What Rogan actually said is debatable, sure. In one sense (“it’s not really a vaccine in the traditional sense”), Rogan is correct: this is an entirely new vaccine technology. What he also said (“This is really gene therapy. It’s a different thing. It’s tricking your body into producing spike protein and making these antibodies for COVID”) is only half-right: it does indeed work as he says, but “gene therapy” is mistaken terminology.

But when the BBC thunders that, “It doesn’t interact with your own genetic material at all”, it’s straw-manning. Rogan never said that.

The BBC’s other “fact-check” — that ivermectin can cure covid — is not something that Rogan said, either. Rather, as the BBC quietly acknowledges, it was a guest who said it. Besides, as even the BBC admits, the evidence on ivermectin is, according to gold standard Cochrane analysis, “uncertain”.

So, Rogan’s guest was guilty of over-egging the pudding but not definitely wrong, so far as we yet know.

The BBC analyzes the notion that “for young people, the health risks from the vaccine are greater than from Covid” — but Joe Rogan made no such claim. Rogan actually said, “I don’t think it’s true there’s an increased risk of myocarditis from people catching COVID-19 that are young, versus the risk from the vaccine.” (Emphasis added.)

In a hilarious pratfall, the study that the BBC cited, in fact, backs Rogan’s (actual) claim.

The findings show the risks of myocarditis associated with the two mRNA vaccines to be slightly higher in people aged under 40 and particularly after the second Moderna vaccine. For these people, the study estimated that there were an extra 10 myocarditis events per million people following a positive SARS-CoV-2 test and an extra 15 per million following a second dose of mRNA-1273 (Moderna) vaccine.

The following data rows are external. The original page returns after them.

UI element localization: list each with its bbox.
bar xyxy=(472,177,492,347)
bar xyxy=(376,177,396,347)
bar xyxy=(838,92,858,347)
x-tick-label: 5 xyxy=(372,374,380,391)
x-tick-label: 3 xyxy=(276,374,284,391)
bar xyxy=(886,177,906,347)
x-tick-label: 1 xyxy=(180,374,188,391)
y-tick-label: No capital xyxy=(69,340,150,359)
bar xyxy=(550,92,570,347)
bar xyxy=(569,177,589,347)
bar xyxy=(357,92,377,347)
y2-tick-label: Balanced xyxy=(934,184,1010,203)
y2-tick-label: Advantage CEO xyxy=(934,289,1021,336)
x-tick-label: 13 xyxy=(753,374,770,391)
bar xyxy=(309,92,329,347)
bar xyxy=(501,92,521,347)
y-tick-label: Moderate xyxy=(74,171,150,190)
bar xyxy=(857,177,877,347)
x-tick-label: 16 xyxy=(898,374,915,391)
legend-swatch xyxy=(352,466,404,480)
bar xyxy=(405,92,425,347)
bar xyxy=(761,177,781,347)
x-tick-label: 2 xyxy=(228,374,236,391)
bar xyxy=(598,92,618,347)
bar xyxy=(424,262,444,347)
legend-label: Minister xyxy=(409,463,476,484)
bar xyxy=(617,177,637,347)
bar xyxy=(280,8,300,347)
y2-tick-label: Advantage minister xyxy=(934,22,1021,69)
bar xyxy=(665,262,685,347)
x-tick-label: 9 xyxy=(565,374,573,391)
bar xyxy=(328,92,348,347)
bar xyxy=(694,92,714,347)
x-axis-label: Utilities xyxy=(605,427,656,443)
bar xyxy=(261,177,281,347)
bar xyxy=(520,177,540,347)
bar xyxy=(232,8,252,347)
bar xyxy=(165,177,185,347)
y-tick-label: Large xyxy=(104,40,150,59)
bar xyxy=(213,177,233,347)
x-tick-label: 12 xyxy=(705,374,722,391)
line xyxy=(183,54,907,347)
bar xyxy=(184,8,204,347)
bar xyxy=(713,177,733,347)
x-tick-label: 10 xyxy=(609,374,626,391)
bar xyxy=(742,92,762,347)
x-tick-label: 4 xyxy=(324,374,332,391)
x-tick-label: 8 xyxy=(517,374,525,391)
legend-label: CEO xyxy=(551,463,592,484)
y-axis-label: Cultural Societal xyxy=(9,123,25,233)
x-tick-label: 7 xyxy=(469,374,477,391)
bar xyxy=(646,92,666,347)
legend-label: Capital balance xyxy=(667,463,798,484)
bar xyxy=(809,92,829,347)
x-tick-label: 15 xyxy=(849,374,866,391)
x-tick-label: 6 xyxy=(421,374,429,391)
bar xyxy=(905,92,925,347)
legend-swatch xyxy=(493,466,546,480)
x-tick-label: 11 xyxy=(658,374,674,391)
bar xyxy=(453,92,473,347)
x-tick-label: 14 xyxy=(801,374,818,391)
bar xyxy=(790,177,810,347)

But the BBC’s nuclear moment is, of course, the Robert Malone episode.

The BBC notes, “One of Mr Rogan’s most controversial guests has been the virologist Robert Malone […] Among the misleading claims made in this podcast episode was one suggesting people who are vaccinated after having Covid-19 are at greater risk of adverse side effects,” the BBC fact-check said.

The BBC then verifies the accuracy of that claim. “In one UK study, researchers found that vaccine after effects were more common in those who already had Covid,” the BBC notes, although it says the study “only looked at mild after effects, such as fatigue, chills and headaches.” The BBC offers no additional refutation.

The Daily Wire

I can only emphasise again: never trust a fact-checker. Not even me: check the above for yourself, I encourage you.